Corona victim numbering

Every Corona Virus victim has a name and a story. The number 500,000 should give us pause to think about that. Op-ed.

Rabbi Eli Hecht ,

קורונה
קורונה
צילום: ISTOCK

We are dealing with tragedy unprecedented in this century. As of Monday, February 22nd, the official death toll from the Corona Virus is 500,000 and growing. The deadly virus has crossed the limits stated by government officials, doctors, scientists and researchers. Yes, it is over half a million and growing strong. The vaccine seems to be helping but then again those who survived the Virus have other new medical conditions that are destroying their health. Sickness continues and people will continue to die.

But the number 500,000 given is something to think about.

World leadership is trying to relate to the tragic situation. They do it by comparing the numbers of the departed to something that can be numbered as well. We need to comprehend this tragedy. Leadership states that more people have died from the Virus than soldiers during World War II. More people have died overshadowing the destruction of many cities during recent wars like Vietnam and Iraq. These numbers pale compared to the tragedy taking place in the world right now. It seems that we need a number for people to come to their senses and realize how bad things are.

On the other hand, I think by accentuating the number we inadvertently diminish the ongoing tragedy. We have a fixed number of 500,000 and the people relate to it as a number, which is impersonal and dampens the emotional grief. After all, it is real people who die. It’s not just a number, is it? Examples of tragedies become acceptable as the normal way of living and dying.

Jewish people are celebrating the holiday of Purim. We read a scroll called the Megilah of Esther where we are told that the Persian King Achashverosh was approached by a nefarious minister called Haman who offered 10,000 silver talents corresponding to 10,000 Jewish leaders. The price Haman was willing to pay to exterminate the Jews was 24 million silver talents or 750 tons of silver. He reduced the lives of people to money. The amount of money offered by Haman was a number which made it impersonal in order to kill the Jewish people.
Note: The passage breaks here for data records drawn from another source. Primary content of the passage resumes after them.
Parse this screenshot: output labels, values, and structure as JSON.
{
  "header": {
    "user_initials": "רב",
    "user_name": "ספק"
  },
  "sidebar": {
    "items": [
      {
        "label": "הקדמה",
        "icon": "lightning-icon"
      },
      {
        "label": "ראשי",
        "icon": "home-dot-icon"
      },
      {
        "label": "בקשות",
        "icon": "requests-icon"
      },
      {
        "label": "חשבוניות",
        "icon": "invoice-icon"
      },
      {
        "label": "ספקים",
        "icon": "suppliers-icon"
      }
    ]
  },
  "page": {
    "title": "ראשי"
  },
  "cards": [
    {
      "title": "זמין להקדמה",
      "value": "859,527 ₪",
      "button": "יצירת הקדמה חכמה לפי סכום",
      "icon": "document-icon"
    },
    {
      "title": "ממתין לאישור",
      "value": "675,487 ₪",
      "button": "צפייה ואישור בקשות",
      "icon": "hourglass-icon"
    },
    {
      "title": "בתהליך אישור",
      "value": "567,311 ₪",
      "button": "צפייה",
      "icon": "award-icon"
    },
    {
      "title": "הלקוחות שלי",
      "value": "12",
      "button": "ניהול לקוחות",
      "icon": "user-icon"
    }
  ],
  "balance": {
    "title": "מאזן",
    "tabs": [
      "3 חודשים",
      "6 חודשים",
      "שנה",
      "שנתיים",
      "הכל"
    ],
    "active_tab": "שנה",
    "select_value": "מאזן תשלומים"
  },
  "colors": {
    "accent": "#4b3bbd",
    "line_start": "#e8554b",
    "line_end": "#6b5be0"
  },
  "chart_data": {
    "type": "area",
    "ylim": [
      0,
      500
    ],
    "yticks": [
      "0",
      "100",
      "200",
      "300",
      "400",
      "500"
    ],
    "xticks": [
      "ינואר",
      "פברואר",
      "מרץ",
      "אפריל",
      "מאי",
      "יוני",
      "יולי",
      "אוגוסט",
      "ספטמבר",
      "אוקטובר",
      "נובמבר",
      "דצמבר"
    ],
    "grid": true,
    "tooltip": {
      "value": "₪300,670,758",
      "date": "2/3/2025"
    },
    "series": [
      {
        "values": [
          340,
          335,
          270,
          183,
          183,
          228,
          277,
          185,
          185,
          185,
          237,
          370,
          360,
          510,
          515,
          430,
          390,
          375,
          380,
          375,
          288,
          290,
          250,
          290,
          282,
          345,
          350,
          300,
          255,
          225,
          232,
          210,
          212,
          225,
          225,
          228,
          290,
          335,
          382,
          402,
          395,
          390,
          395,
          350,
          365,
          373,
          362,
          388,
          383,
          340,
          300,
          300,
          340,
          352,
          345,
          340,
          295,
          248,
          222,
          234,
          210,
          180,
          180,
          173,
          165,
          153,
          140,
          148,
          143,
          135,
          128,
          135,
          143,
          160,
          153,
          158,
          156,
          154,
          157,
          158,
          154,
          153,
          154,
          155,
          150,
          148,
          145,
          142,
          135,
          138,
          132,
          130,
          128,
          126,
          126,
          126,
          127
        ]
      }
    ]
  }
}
How does the 500,000 Corona deaths compare to the six million Jews killed during the Holocaust? Can we say it’s just a number? The number diminishes the emotional impact, ending the dignity of mankind by replacing it with a number.

In our history we are told that King Pharaoh numbered the Jews he was going to kill in Egypt, Haman numbered the Jews he was going to kill in Persia, Hitler numbered the Jews in Europe, and Stalin numbered the Jews that he did away with in Russia. It seems that the idea of a number takes away the guilt and the severity of the crime. Perhaps that is why prisoners are given numbers and are not called by name.
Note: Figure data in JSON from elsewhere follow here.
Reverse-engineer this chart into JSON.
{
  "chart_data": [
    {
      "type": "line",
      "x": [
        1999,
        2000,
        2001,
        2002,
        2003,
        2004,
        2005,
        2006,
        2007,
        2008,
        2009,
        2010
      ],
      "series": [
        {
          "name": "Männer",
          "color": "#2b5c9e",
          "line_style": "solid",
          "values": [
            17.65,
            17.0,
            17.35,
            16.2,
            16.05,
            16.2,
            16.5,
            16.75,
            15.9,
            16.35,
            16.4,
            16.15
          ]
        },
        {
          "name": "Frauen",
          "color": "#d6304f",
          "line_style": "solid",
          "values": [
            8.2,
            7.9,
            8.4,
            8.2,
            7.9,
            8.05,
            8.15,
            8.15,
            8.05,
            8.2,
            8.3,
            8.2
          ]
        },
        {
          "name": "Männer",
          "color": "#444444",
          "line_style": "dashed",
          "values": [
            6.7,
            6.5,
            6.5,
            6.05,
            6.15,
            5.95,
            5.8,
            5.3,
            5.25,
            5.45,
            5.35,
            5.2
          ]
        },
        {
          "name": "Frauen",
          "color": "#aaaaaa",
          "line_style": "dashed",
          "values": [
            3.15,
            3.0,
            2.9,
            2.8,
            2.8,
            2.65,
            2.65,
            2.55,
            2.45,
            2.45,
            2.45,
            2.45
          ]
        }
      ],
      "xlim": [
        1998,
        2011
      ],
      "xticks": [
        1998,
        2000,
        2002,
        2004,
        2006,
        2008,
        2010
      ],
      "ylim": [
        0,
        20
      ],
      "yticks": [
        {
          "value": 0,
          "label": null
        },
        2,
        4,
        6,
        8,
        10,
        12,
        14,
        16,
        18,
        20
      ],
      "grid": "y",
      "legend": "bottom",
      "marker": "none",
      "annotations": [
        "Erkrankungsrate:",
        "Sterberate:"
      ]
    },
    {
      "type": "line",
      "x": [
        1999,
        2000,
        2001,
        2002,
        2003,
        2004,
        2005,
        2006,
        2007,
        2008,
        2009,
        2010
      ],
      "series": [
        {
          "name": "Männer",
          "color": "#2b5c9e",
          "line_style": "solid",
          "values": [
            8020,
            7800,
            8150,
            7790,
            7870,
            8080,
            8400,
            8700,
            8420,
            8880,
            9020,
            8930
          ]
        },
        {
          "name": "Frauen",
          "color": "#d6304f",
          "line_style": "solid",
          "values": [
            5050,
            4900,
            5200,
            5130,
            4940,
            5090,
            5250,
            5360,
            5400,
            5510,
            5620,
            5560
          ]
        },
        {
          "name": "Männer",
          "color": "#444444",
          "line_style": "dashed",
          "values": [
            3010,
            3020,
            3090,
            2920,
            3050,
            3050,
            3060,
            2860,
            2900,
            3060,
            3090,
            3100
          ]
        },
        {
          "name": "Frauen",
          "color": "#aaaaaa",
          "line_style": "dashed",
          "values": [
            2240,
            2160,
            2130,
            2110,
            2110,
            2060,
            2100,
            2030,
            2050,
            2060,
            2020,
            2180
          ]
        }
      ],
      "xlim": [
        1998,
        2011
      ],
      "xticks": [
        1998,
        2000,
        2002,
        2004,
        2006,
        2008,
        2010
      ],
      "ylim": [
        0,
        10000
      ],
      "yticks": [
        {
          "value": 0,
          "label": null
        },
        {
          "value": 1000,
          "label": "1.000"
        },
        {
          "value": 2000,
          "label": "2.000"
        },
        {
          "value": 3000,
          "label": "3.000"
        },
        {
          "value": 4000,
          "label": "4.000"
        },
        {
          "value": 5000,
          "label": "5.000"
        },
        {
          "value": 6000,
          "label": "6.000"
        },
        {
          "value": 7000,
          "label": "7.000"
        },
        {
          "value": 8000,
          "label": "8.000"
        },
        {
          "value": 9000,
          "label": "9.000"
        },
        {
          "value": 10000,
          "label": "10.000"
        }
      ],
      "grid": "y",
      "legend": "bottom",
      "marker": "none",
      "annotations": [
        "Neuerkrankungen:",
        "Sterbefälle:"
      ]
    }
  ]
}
People are not numbers. We cannot replace the 500,000 that have died so far from the Virus, nor can we replace the six million Jews that were killed during WWII. However, what we can do is make everyone an important number. Every person should be counted as a world in itself.
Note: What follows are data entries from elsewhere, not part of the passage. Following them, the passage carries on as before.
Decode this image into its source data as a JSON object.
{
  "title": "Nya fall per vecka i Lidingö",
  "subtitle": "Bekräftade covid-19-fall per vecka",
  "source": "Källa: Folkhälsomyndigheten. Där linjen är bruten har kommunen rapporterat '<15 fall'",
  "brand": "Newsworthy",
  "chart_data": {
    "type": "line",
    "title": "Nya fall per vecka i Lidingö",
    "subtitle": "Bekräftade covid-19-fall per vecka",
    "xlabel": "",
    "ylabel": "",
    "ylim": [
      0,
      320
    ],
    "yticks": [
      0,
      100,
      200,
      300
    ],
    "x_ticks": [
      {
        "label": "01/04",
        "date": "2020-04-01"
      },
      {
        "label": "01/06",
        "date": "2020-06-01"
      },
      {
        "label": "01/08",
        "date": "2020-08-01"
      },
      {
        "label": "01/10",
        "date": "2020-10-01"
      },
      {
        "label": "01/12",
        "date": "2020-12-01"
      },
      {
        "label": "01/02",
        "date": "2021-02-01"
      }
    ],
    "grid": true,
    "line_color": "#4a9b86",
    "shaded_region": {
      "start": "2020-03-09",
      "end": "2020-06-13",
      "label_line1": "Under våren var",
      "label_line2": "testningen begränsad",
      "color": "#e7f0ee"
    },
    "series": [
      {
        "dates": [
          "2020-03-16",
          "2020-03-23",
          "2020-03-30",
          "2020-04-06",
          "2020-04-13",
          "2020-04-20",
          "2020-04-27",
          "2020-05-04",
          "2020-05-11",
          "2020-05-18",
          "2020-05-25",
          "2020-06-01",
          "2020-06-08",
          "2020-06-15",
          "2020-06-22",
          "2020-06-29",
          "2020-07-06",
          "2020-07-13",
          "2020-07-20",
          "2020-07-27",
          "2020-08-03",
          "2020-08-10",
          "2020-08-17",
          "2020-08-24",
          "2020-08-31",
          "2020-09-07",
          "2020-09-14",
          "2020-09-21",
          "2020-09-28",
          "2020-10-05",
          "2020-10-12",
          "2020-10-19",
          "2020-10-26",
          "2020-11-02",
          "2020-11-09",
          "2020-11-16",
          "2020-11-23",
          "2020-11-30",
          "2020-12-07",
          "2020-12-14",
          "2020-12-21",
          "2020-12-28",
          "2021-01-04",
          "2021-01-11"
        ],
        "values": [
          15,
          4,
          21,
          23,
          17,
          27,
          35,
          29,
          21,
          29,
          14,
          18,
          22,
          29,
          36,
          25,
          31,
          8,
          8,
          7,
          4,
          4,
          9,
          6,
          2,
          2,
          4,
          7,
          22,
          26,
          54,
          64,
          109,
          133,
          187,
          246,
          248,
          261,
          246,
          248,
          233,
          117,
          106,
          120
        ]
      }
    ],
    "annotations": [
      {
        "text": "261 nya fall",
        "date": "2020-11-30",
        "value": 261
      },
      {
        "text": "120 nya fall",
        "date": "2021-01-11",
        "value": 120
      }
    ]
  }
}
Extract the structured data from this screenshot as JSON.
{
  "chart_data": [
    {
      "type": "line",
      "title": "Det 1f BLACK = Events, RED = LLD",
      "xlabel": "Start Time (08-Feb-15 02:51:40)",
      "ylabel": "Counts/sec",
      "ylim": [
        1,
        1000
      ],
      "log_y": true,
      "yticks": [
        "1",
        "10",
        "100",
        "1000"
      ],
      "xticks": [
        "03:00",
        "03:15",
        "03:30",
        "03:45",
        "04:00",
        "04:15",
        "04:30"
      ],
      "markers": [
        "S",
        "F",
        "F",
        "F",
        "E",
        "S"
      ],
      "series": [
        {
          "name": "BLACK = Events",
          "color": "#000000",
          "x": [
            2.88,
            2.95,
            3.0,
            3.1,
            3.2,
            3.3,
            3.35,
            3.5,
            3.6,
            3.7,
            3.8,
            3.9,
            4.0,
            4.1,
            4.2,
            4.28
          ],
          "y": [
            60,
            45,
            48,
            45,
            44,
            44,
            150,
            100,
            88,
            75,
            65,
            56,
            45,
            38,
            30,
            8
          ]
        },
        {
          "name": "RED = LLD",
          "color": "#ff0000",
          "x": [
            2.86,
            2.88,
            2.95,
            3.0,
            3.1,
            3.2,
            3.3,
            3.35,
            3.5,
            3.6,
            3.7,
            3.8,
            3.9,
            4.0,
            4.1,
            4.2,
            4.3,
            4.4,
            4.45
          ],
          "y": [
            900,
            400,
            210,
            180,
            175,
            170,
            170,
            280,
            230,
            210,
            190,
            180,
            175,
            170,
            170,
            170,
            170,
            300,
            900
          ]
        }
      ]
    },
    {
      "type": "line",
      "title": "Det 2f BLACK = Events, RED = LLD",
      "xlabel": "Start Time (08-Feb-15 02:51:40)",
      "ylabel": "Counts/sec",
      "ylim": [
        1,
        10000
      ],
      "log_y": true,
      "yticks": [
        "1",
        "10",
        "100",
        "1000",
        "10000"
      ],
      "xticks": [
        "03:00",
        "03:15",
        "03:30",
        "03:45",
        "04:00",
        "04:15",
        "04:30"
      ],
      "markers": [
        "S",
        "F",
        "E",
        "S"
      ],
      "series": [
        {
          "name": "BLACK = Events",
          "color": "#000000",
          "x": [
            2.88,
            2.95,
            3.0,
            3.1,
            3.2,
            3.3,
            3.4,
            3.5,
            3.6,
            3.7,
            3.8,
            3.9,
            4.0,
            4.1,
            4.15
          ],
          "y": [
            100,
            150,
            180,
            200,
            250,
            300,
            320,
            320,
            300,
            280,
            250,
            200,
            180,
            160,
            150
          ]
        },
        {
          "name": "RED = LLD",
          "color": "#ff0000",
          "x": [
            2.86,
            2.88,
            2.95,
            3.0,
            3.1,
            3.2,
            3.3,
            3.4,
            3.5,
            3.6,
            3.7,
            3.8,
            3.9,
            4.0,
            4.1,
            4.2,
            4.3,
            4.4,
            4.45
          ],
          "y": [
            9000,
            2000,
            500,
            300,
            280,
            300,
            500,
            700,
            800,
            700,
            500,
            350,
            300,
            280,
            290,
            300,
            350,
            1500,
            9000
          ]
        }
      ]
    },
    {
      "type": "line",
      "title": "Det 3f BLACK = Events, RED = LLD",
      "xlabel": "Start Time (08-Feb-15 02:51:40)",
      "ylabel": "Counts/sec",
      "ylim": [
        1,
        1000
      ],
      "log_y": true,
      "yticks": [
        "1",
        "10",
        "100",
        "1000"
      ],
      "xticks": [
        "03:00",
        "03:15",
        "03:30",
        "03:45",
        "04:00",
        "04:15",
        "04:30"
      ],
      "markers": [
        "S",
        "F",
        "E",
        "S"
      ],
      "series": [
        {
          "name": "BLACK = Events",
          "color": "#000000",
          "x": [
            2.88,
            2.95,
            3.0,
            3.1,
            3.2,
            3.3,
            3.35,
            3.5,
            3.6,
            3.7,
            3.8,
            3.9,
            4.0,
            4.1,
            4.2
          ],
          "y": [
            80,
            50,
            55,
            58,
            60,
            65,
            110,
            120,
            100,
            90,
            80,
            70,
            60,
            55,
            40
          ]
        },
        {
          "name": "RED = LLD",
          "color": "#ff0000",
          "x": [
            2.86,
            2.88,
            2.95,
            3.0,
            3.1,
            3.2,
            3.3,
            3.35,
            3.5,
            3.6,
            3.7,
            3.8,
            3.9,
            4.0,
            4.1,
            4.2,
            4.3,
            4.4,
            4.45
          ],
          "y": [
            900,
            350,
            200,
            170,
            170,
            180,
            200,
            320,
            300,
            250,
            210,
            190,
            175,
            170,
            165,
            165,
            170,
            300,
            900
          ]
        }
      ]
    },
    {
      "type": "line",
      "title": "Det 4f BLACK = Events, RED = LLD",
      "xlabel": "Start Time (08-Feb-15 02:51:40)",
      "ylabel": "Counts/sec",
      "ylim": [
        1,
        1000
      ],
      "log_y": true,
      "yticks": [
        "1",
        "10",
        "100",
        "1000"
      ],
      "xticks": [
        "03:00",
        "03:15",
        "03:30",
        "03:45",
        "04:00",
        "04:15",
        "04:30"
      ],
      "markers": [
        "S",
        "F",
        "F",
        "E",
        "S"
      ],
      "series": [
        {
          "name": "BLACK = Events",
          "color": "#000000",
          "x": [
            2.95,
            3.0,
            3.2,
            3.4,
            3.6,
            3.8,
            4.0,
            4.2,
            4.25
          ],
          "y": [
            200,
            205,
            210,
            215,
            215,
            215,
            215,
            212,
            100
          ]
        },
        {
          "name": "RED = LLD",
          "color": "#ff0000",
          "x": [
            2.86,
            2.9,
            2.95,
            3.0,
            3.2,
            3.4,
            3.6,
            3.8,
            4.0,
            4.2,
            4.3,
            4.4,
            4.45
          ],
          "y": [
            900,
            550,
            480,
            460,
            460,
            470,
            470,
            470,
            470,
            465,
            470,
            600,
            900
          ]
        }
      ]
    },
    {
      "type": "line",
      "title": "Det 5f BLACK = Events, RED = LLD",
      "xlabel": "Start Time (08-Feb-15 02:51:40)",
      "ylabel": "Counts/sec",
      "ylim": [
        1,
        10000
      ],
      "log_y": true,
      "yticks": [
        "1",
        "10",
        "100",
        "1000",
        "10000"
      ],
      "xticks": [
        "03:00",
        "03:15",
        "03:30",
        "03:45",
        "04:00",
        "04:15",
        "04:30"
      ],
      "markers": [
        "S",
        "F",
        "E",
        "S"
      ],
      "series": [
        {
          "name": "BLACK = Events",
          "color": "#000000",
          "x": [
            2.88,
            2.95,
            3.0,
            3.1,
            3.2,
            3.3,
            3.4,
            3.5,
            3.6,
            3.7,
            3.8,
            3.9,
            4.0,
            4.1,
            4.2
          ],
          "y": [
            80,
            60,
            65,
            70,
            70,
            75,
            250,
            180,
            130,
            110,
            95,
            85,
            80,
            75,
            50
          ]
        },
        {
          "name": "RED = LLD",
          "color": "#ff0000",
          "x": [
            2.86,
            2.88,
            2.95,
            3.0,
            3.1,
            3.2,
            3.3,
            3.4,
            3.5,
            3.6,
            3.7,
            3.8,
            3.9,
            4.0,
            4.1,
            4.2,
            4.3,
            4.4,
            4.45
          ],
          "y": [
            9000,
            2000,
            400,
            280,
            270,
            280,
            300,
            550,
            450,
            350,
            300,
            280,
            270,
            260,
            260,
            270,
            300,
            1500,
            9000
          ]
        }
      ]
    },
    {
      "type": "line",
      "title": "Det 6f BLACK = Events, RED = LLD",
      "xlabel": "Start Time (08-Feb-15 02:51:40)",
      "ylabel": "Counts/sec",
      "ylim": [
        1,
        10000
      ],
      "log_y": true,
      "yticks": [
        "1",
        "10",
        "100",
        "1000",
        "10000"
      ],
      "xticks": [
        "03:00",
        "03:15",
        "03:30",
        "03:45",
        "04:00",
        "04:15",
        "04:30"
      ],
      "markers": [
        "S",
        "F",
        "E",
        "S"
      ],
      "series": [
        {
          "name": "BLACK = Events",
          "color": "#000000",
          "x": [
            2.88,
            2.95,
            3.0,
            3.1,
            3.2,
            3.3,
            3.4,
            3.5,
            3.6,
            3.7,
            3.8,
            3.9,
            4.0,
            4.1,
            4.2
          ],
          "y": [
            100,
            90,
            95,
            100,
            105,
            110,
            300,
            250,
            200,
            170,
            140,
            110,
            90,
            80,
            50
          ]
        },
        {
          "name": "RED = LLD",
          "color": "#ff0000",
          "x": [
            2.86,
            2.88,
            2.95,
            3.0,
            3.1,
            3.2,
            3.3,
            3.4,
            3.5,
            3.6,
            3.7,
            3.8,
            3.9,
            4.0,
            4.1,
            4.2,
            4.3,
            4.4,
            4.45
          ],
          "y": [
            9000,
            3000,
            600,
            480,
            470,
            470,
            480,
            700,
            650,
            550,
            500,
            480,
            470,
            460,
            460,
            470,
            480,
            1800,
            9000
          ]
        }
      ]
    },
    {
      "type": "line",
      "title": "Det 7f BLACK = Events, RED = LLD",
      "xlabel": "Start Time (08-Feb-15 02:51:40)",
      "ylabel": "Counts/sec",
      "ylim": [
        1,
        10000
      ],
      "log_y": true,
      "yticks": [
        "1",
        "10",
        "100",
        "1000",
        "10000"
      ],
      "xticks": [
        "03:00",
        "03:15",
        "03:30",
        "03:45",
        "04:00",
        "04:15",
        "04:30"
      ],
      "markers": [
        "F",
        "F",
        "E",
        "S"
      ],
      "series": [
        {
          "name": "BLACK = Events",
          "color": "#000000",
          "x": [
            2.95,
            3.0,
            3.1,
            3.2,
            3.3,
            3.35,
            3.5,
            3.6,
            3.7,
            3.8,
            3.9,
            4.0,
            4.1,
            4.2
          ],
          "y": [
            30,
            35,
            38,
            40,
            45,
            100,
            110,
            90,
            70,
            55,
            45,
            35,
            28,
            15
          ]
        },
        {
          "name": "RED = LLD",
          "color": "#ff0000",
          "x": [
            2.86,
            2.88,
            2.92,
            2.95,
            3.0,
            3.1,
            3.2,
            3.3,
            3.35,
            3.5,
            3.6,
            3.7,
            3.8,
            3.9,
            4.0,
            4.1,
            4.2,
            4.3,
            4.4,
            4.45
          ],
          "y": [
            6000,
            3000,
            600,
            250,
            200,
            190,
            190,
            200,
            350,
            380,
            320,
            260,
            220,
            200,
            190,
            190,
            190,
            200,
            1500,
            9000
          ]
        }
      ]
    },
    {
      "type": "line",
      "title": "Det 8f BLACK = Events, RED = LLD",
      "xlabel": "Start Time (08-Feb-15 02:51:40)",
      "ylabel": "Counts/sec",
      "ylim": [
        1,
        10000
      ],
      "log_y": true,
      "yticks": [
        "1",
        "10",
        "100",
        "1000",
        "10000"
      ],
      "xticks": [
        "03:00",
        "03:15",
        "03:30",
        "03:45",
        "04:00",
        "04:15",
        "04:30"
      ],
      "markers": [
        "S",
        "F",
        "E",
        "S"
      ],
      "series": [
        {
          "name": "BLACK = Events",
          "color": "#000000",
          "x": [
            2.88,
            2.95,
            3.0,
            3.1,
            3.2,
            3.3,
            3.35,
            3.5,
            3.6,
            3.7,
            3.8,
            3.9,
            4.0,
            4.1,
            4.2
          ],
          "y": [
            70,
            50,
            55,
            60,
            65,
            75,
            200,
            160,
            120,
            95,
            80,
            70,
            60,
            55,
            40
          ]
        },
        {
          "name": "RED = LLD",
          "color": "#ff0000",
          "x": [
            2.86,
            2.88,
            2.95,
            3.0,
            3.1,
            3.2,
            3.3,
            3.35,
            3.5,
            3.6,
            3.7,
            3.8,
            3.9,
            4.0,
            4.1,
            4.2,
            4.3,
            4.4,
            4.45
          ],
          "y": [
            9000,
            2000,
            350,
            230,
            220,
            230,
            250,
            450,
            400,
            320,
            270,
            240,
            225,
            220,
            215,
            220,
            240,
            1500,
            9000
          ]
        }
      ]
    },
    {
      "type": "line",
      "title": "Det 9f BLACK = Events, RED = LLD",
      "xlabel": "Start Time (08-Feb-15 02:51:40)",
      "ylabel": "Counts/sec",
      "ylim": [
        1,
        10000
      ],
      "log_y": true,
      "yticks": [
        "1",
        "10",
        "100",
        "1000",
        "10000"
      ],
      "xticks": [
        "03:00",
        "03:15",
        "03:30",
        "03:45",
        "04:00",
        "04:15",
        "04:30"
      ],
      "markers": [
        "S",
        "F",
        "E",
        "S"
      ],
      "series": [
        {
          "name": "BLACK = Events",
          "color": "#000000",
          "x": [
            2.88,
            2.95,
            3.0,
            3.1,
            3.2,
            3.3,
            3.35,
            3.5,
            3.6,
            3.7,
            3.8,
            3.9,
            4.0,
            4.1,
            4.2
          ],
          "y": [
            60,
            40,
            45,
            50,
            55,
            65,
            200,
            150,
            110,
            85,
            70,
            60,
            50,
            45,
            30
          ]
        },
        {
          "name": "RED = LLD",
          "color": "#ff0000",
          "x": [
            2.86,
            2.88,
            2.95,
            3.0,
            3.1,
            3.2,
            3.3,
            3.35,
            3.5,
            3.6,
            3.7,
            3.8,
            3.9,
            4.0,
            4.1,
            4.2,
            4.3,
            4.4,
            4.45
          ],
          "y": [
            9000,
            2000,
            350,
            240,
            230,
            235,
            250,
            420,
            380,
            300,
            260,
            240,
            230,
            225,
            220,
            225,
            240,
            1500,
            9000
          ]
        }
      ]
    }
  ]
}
What is needed is preventive medicine. We are not to be reduced to numbers. We are children of the Supreme Being, the Almighty G-d.

Until we have a better way of recognizing the tragedy we will have to live with the numbers and hopefully the deaths will diminish and the world will become a safer place.

Israel has performed graciously by offering the vaccine to other countries and is a leader in medicine worldwide. Let’s hope and pray that the vaccine will prevail in preventing the virus and help heal people and that we will quickly have a safer world.

And remember the words put to poetry by the late Zelda Schneerson Mishkovsky, the deeply G-d fearing poetess of Jerusalem.

Every Man has a Name

Every man has a name
Given him by G-d
And given by his father and his mother
Every man has a name
Given him by his stature and his way of smiling,
And given him by his clothes.
Every man has a name
Given him by the mountains
And given him by his walls
Every man has a name
Given him by the planets
And given him by his neighbors
Every man has a name
Given him by his sins
And given him by his longing
Every man has a name given him by those who hate him
And given him by his love
Every man has a name
Given him by his holidays
And given him by his handiwork
Every man has a name
Given him by the seasons of the year
And given him by his blindness
Every man has a name
Given him by the sea
And given him
By his death.

May their memory be for a blessing.

Rav Eli Hecht is Director and Founder of Chabad of South Bay, Lomita California, former President Rabbinical Council of California, and Vice President of the Rabbinical Alliance of America.